Overview of HPC at USC

Cyberinfrastructure overview
Cyberinfrastructure overview (source: https://carc.usc.edu/user-information/system-information)

Hello world

For a quick-n-dirty intro to Slurm, we will start with a simple “Hello world” using Slurm + R. For this, we need to go through the following steps:

  1. Copy a Slurm script to HPC,

  2. Logging to HPC, and

  3. Submit the job using sbatch.

Step 1: Copy the Slurm script to HPC

We need to copy the following Slurm script to HPC (00-hello-world.slurm):

#!/bin/sh
#SBATCH --output=00-hello-world.out
module load usc r
Rscript -e "paste('Hello from node', Sys.getenv('SLURMD_NODENAME'))"

Which has four lines:

  1. #!/bin/sh the shebang (shewhat?)

  2. #SBATCH --output=00-hello-world.out an option to be passed to sbatch, in this case, the name of the output file to which stdout and stderr will go.

  3. module load usc r uses Lmod to load the usc (required) and R modules.

  4. Rscript ... a call to R to evaluate the expression paste(...). This will get the environment variable SLURMD_NODENAME (which sbatch creates) and print it on a message.

To do so, we will use Secure copy protocol (scp), which allows us to copy data to and fro computers. In this case, we should do something like the following

scp 00-hello-world.slurm vegayon@hpc-transfer1.usc.edu:/home1/vegayon/

In words, "Using the username vegayon, connect to hpc-transfer1.usc.edu, take the file 00-hello-world.slurm and copy it to /home1/vegayon/. With the file now available in the cluster, we can submit this job using Slurm.

Step 2: Logging to HPC

  1. Log-in using ssh. In the case of Windows users, download the Putty client. You have two options, the discovery or endeavour clusters.

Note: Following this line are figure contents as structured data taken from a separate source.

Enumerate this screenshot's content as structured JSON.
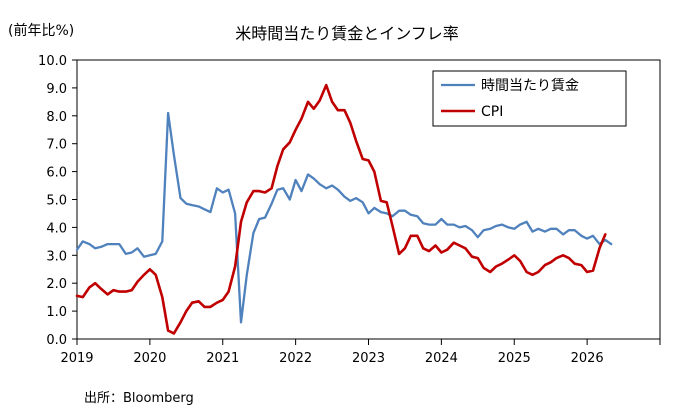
{
  "unit_label": "(前年比%)",
  "source": "出所：Bloomberg",
  "chart_data": {
    "type": "line",
    "title": "米時間当たり賃金とインフレ率",
    "ylim": [
      0,
      10
    ],
    "yticks": [
      "0.0",
      "1.0",
      "2.0",
      "3.0",
      "4.0",
      "5.0",
      "6.0",
      "7.0",
      "8.0",
      "9.0",
      "10.0"
    ],
    "xlim": [
      2019.0,
      2027.0
    ],
    "xticks": [
      "2019",
      "2020",
      "2021",
      "2022",
      "2023",
      "2024",
      "2025",
      "2026"
    ],
    "grid": false,
    "legend_position": "top-right",
    "series": [
      {
        "name": "時間当たり賃金",
        "color": "#4f81bd",
        "points": [
          [
            2019.0,
            3.2
          ],
          [
            2019.08,
            3.5
          ],
          [
            2019.17,
            3.4
          ],
          [
            2019.25,
            3.25
          ],
          [
            2019.33,
            3.3
          ],
          [
            2019.42,
            3.4
          ],
          [
            2019.5,
            3.4
          ],
          [
            2019.58,
            3.4
          ],
          [
            2019.67,
            3.05
          ],
          [
            2019.75,
            3.1
          ],
          [
            2019.83,
            3.25
          ],
          [
            2019.92,
            2.95
          ],
          [
            2020.0,
            3.0
          ],
          [
            2020.08,
            3.05
          ],
          [
            2020.17,
            3.5
          ],
          [
            2020.25,
            8.1
          ],
          [
            2020.33,
            6.6
          ],
          [
            2020.42,
            5.05
          ],
          [
            2020.5,
            4.85
          ],
          [
            2020.58,
            4.8
          ],
          [
            2020.67,
            4.75
          ],
          [
            2020.75,
            4.65
          ],
          [
            2020.83,
            4.55
          ],
          [
            2020.92,
            5.4
          ],
          [
            2021.0,
            5.25
          ],
          [
            2021.08,
            5.35
          ],
          [
            2021.17,
            4.5
          ],
          [
            2021.25,
            0.6
          ],
          [
            2021.33,
            2.3
          ],
          [
            2021.42,
            3.8
          ],
          [
            2021.5,
            4.3
          ],
          [
            2021.58,
            4.35
          ],
          [
            2021.67,
            4.85
          ],
          [
            2021.75,
            5.35
          ],
          [
            2021.83,
            5.4
          ],
          [
            2021.92,
            5.0
          ],
          [
            2022.0,
            5.7
          ],
          [
            2022.08,
            5.3
          ],
          [
            2022.17,
            5.9
          ],
          [
            2022.25,
            5.75
          ],
          [
            2022.33,
            5.55
          ],
          [
            2022.42,
            5.4
          ],
          [
            2022.5,
            5.5
          ],
          [
            2022.58,
            5.35
          ],
          [
            2022.67,
            5.1
          ],
          [
            2022.75,
            4.95
          ],
          [
            2022.83,
            5.05
          ],
          [
            2022.92,
            4.9
          ],
          [
            2023.0,
            4.5
          ],
          [
            2023.08,
            4.7
          ],
          [
            2023.17,
            4.55
          ],
          [
            2023.25,
            4.5
          ],
          [
            2023.33,
            4.4
          ],
          [
            2023.42,
            4.6
          ],
          [
            2023.5,
            4.6
          ],
          [
            2023.58,
            4.45
          ],
          [
            2023.67,
            4.4
          ],
          [
            2023.75,
            4.15
          ],
          [
            2023.83,
            4.1
          ],
          [
            2023.92,
            4.1
          ],
          [
            2024.0,
            4.3
          ],
          [
            2024.08,
            4.1
          ],
          [
            2024.17,
            4.1
          ],
          [
            2024.25,
            4.0
          ],
          [
            2024.33,
            4.05
          ],
          [
            2024.42,
            3.9
          ],
          [
            2024.5,
            3.65
          ],
          [
            2024.58,
            3.9
          ],
          [
            2024.67,
            3.95
          ],
          [
            2024.75,
            4.05
          ],
          [
            2024.83,
            4.1
          ],
          [
            2024.92,
            4.0
          ],
          [
            2025.0,
            3.95
          ],
          [
            2025.08,
            4.1
          ],
          [
            2025.17,
            4.2
          ],
          [
            2025.25,
            3.85
          ],
          [
            2025.33,
            3.95
          ],
          [
            2025.42,
            3.85
          ],
          [
            2025.5,
            3.95
          ],
          [
            2025.58,
            3.95
          ],
          [
            2025.67,
            3.75
          ],
          [
            2025.75,
            3.9
          ],
          [
            2025.83,
            3.9
          ],
          [
            2025.92,
            3.7
          ],
          [
            2026.0,
            3.6
          ],
          [
            2026.08,
            3.7
          ],
          [
            2026.17,
            3.4
          ],
          [
            2026.25,
            3.55
          ],
          [
            2026.33,
            3.4
          ]
        ]
      },
      {
        "name": "CPI",
        "color": "#c00000",
        "points": [
          [
            2019.0,
            1.55
          ],
          [
            2019.08,
            1.5
          ],
          [
            2019.17,
            1.85
          ],
          [
            2019.25,
            2.0
          ],
          [
            2019.33,
            1.8
          ],
          [
            2019.42,
            1.6
          ],
          [
            2019.5,
            1.75
          ],
          [
            2019.58,
            1.7
          ],
          [
            2019.67,
            1.7
          ],
          [
            2019.75,
            1.75
          ],
          [
            2019.83,
            2.05
          ],
          [
            2019.92,
            2.3
          ],
          [
            2020.0,
            2.5
          ],
          [
            2020.08,
            2.3
          ],
          [
            2020.17,
            1.5
          ],
          [
            2020.25,
            0.3
          ],
          [
            2020.33,
            0.2
          ],
          [
            2020.42,
            0.6
          ],
          [
            2020.5,
            1.0
          ],
          [
            2020.58,
            1.3
          ],
          [
            2020.67,
            1.35
          ],
          [
            2020.75,
            1.15
          ],
          [
            2020.83,
            1.15
          ],
          [
            2020.92,
            1.3
          ],
          [
            2021.0,
            1.4
          ],
          [
            2021.08,
            1.7
          ],
          [
            2021.17,
            2.6
          ],
          [
            2021.25,
            4.2
          ],
          [
            2021.33,
            4.9
          ],
          [
            2021.42,
            5.3
          ],
          [
            2021.5,
            5.3
          ],
          [
            2021.58,
            5.25
          ],
          [
            2021.67,
            5.4
          ],
          [
            2021.75,
            6.2
          ],
          [
            2021.83,
            6.8
          ],
          [
            2021.92,
            7.05
          ],
          [
            2022.0,
            7.5
          ],
          [
            2022.08,
            7.9
          ],
          [
            2022.17,
            8.5
          ],
          [
            2022.25,
            8.25
          ],
          [
            2022.33,
            8.55
          ],
          [
            2022.42,
            9.1
          ],
          [
            2022.5,
            8.5
          ],
          [
            2022.58,
            8.2
          ],
          [
            2022.67,
            8.2
          ],
          [
            2022.75,
            7.75
          ],
          [
            2022.83,
            7.1
          ],
          [
            2022.92,
            6.45
          ],
          [
            2023.0,
            6.4
          ],
          [
            2023.08,
            6.0
          ],
          [
            2023.17,
            4.95
          ],
          [
            2023.25,
            4.9
          ],
          [
            2023.33,
            4.05
          ],
          [
            2023.42,
            3.05
          ],
          [
            2023.5,
            3.25
          ],
          [
            2023.58,
            3.7
          ],
          [
            2023.67,
            3.7
          ],
          [
            2023.75,
            3.25
          ],
          [
            2023.83,
            3.15
          ],
          [
            2023.92,
            3.35
          ],
          [
            2024.0,
            3.1
          ],
          [
            2024.08,
            3.2
          ],
          [
            2024.17,
            3.45
          ],
          [
            2024.25,
            3.35
          ],
          [
            2024.33,
            3.25
          ],
          [
            2024.42,
            2.95
          ],
          [
            2024.5,
            2.9
          ],
          [
            2024.58,
            2.55
          ],
          [
            2024.67,
            2.4
          ],
          [
            2024.75,
            2.6
          ],
          [
            2024.83,
            2.7
          ],
          [
            2024.92,
            2.85
          ],
          [
            2025.0,
            3.0
          ],
          [
            2025.08,
            2.8
          ],
          [
            2025.17,
            2.4
          ],
          [
            2025.25,
            2.3
          ],
          [
            2025.33,
            2.4
          ],
          [
            2025.42,
            2.65
          ],
          [
            2025.5,
            2.75
          ],
          [
            2025.58,
            2.9
          ],
          [
            2025.67,
            3.0
          ],
          [
            2025.75,
            2.9
          ],
          [
            2025.83,
            2.7
          ],
          [
            2025.92,
            2.65
          ],
          [
            2026.0,
            2.4
          ],
          [
            2026.08,
            2.45
          ],
          [
            2026.17,
            3.25
          ],
          [
            2026.25,
            3.75
          ]
        ]
      }
    ]
  }
}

  2. To login, you will need to use your USC Net ID. If your USC email is flasname@usc.edu, your USC Net ID is flastname. Then:

    ssh flastname@discovery.usc.edu

    if you want to use the discovery cluster (available to all USC members), or

    ssh flastname@endeavour.usc.edu

    if you want to use the endeavour cluster (using private condos).

Step 3: Submitting the job

Overall, there are two ways to use the compute nodes: interactively (salloc) and in batch mode (sbatch). In this case, since we have a Slurm script, we will use the latter.

To submit the job, we can simple type the following:

sbatch 00-hello-world.slurm

And that’s it!

In the case of interactive sessions, You can start one using the salloc command. For example, if you wanted to run R with 8 cores, using 16 Gigs of memory in total, you would need to do the following:

salloc -n1 --cpus-per-task=8 --mem-per-cpu=2G --time=01:00:00

Once your request is submitted, you will get access to a compute node. Within it, you can load the required modules and start R:

module load usc r
R

Interactive sessions are not recommended for long jobs. Instead, use this resource if you need to inspect some large dataset, debug your code, etc.